Ce serait, sur une terrasse obscure, liaison entre la rue et cet ailleurs où circulent calmement, dans le vague d’une vacance, de minuscules silhouettes imprécises, de grands enfants potelés et deux petites nageuses, ou plutôt deux femmes assises dans le confort de leurs formes, le plaisir de leur bavardage et de très sages tenues de plage.. et ce serait, dans le ciel, ou à côté, une pépé de feu toute de traits et d’esprit.
Ce seraient les plantes de pied qui sentiraient le passage de la douceur tiède du sable qui s’effondre un peu sous les pas au claquement, la fermeté froide, la résistance, le rebond, allégeant la marche.
Ce serait cette satanée eau qui s’en est allée si loin, et le souvenir de la mer clapotant immuablement, ou presque, sur quelques galets, là bas, avant, dans le sud.
Ce serait ce qu’on ne voit pas sur l’image, il faudrait sans doute traverser la rue et ses galets, il faudrait que cela soit visible, même de près, mais ce n’est peut-être pas là, le peintre l’a peut-être effacé de sa vision, alors qu’il a repris les bords déliquescents en gris des nuages, ce serait le beige sombre, le brun clair, du sable humide légèrement lumineux et de plus en plus foncé, brillant comme un amas de paillettes sombres, en s’approchant de la première langue de l’eau.

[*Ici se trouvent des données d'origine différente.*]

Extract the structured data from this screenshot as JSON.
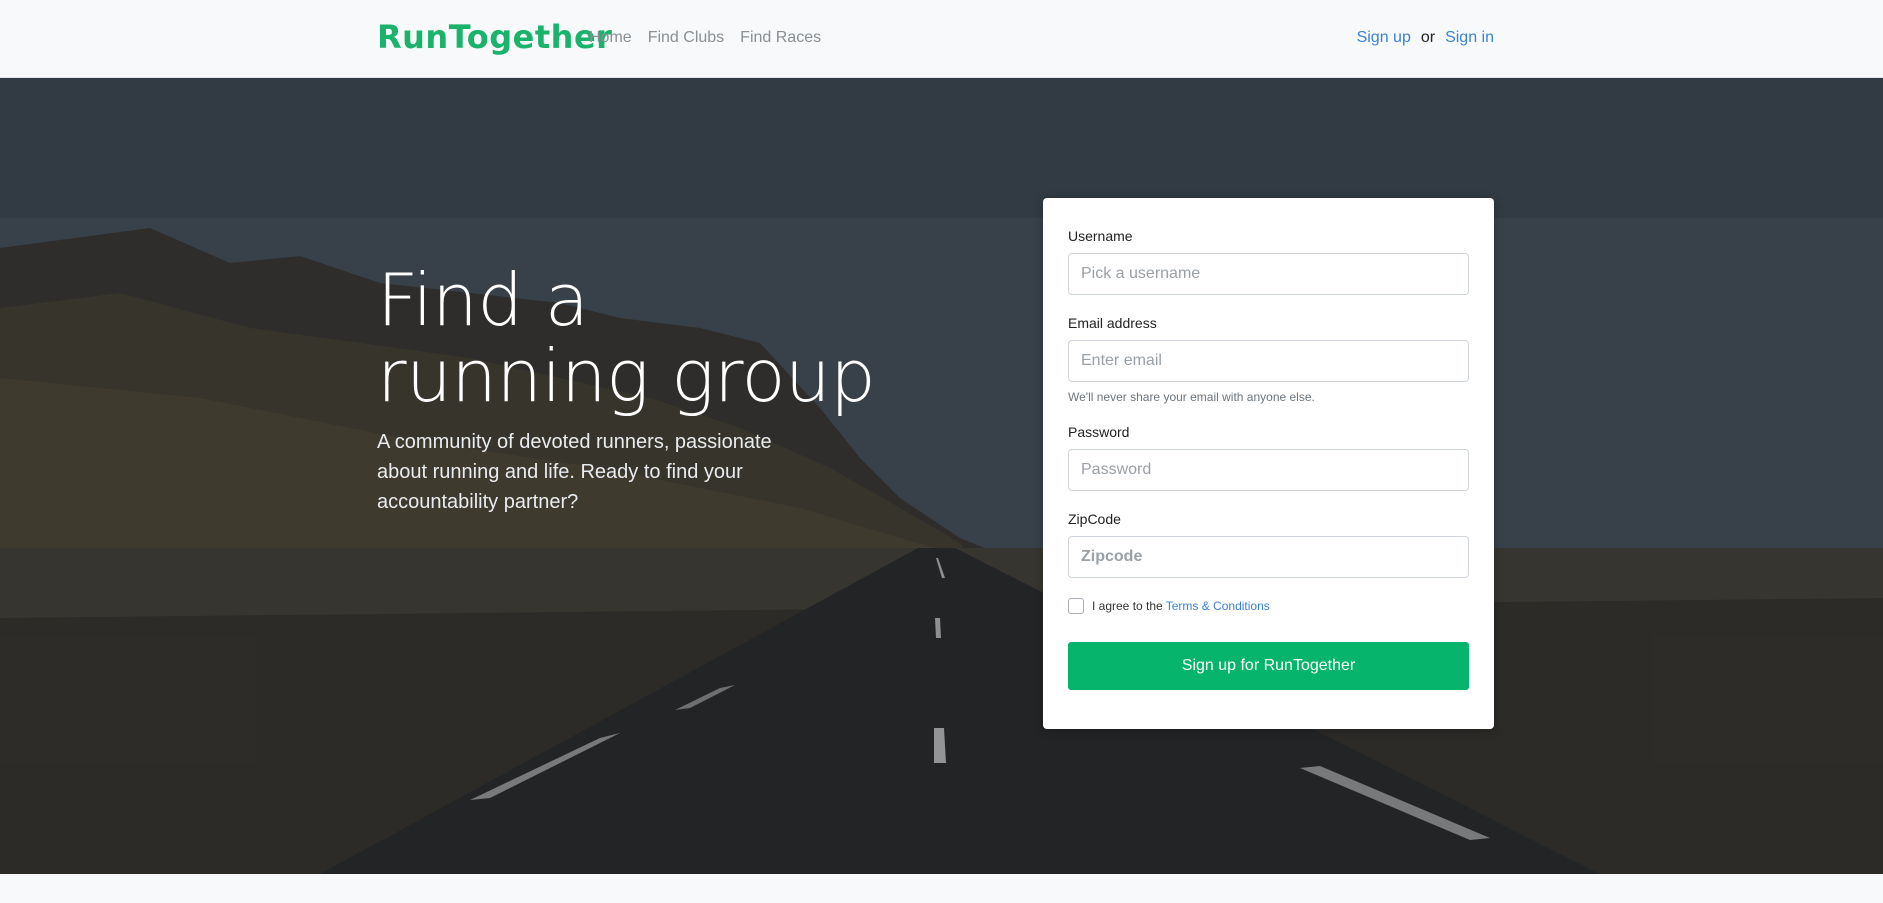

Ce serait l’enfance ou l’adolescence jubilant, le monde offert, la liberté, la joie de l’air avec lequel faire la course, le souffle de la mer comme un profond chant en sourdine et le grelot des petits rires qui s’envolent.
Ce seraient la jeunesse, les peines, les joies secrètes, les années qui passent, en marches méditatives, un refuge secret perdu dans ce grand spectacle.
Ce serait l’amour de la mer qui dort, juste sous la conscience, en chacun.